Korean Corn Dogs

Korean Corn Dogs

Ingredients

  • 1 3/4 cups (210 g.) all purpose flour

  • 2 Tbsp. granulated sugar, plus more for sprinkling

  • 1 (1/4-oz.) package instant yeast

  • 1/2 tsp. kosher salt

  • 1 cup water

  • Vegetable oil, for frying (3 to 4 cups)

  • 4 beef hot dogs (dried)

  • 4 cheese sticks (optional)

  • 1 1/2 cups panko bread crumbs

  • flour, cornstarch or potato starch for dredging hot dogs

  • 2 cups chopped frozen fries, crumbled ramen, and/or crushed cornflakes (optional)

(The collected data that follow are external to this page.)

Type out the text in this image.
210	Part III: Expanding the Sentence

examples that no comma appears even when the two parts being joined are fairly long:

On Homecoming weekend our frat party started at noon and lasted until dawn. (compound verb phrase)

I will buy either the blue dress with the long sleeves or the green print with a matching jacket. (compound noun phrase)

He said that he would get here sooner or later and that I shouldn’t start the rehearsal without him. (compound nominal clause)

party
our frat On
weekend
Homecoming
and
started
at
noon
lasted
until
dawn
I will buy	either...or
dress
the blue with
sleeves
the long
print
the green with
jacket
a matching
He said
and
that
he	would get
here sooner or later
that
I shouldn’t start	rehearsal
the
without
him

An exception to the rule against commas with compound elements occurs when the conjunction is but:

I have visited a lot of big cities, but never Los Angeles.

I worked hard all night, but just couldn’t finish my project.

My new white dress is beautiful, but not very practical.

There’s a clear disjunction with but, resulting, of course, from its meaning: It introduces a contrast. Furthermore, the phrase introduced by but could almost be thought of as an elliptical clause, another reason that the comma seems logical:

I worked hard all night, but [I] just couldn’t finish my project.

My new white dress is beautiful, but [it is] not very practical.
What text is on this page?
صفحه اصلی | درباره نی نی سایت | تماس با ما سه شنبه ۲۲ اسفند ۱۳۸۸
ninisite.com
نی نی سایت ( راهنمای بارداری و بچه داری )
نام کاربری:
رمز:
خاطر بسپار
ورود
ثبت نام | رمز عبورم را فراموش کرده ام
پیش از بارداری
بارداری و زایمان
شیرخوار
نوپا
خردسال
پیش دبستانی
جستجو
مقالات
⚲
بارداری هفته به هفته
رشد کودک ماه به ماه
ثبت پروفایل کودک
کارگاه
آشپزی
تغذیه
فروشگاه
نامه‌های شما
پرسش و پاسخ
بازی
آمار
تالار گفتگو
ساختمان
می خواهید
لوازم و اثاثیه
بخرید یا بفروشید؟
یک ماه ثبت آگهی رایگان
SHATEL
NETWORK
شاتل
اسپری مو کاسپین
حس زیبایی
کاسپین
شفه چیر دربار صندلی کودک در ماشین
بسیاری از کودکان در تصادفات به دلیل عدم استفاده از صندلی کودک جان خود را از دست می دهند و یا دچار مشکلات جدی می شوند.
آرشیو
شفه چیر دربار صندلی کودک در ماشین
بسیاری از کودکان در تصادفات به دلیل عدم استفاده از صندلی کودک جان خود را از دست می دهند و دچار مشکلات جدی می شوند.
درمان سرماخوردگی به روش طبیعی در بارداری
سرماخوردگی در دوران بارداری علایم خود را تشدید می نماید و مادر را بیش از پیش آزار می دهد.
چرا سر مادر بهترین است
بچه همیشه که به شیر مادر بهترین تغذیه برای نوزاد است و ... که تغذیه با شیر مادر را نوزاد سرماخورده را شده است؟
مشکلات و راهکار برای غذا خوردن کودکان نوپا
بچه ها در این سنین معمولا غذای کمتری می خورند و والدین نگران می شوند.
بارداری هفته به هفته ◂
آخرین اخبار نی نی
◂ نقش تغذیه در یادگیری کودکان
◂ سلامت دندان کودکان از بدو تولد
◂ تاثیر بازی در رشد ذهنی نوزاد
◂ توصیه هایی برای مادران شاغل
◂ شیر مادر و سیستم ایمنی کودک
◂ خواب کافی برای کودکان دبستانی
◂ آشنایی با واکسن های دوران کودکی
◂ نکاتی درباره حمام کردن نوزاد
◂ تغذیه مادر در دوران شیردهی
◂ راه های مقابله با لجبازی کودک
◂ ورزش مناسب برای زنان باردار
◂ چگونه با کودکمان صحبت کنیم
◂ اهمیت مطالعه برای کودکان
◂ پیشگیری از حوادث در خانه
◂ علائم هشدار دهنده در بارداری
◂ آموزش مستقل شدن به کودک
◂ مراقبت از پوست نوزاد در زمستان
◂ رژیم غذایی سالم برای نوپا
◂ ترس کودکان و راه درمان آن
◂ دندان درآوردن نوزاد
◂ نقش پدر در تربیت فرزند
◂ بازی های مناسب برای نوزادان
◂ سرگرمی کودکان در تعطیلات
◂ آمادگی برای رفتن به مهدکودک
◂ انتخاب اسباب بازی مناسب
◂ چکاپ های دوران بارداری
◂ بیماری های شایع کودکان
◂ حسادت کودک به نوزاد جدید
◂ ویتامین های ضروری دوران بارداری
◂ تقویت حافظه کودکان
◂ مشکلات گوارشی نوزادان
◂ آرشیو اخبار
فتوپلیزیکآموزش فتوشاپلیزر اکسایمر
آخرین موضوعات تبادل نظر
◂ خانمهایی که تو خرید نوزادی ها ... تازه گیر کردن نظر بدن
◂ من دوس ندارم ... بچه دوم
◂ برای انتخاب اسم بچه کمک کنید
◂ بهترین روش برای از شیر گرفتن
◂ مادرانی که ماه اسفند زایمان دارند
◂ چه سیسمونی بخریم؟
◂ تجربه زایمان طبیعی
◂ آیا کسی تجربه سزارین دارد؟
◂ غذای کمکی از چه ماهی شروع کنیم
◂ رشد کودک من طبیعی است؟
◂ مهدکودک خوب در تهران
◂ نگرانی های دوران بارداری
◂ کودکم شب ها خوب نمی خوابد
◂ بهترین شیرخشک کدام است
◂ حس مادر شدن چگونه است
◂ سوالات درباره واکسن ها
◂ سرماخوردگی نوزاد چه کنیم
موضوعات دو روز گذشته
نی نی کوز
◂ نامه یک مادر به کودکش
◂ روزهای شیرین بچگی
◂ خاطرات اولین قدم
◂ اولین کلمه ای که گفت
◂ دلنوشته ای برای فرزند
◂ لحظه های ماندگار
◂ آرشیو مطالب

  • Ketchup and yellow mustard, for topping

Directions

  • In a large bowl, whisk flour, granulated sugar, yeast, and salt until fully combined. Fold in water until a sticky, stiff batter forms. Cover bowl with plastic wrap and place in a warm place to proof until doubled in size, about 1 hour.
  • Into a large Dutch oven or deep cast-iron skillet fitted with a deep-fry or instant-read thermometer, pour oil to a depth of 2 inches. Heat over medium-high heat until thermometer registers 325º or use a deep fryer.
  • Thread hot dogs on 4 skewers or chopsticks. (If you’re making cheese dogs, slice cheese sticks and hot dogs in half. Thread one hot dog half, then one cheese half onto skewers.) Place panko, flour dredge and any desired toppings on 2 separate plates.
  • Coat hot dogs in flour, then batter mixture, slowly spinning skewer and, using wet fingers, making sure entire dog is covered in batter. Roll dogs in desired toppings, then in panko, sprinkling with more if needed.
  • Immediately fry coated hot dog, turning occasionally, until deeply golden brown, 3 to 4 minutes. Transfer fried dog to a paper towel-lined plate. Repeat with remaining ingredients.
  • Sprinkle dogs with granulated sugar on all sides, then drizzle with ketchup and mustard.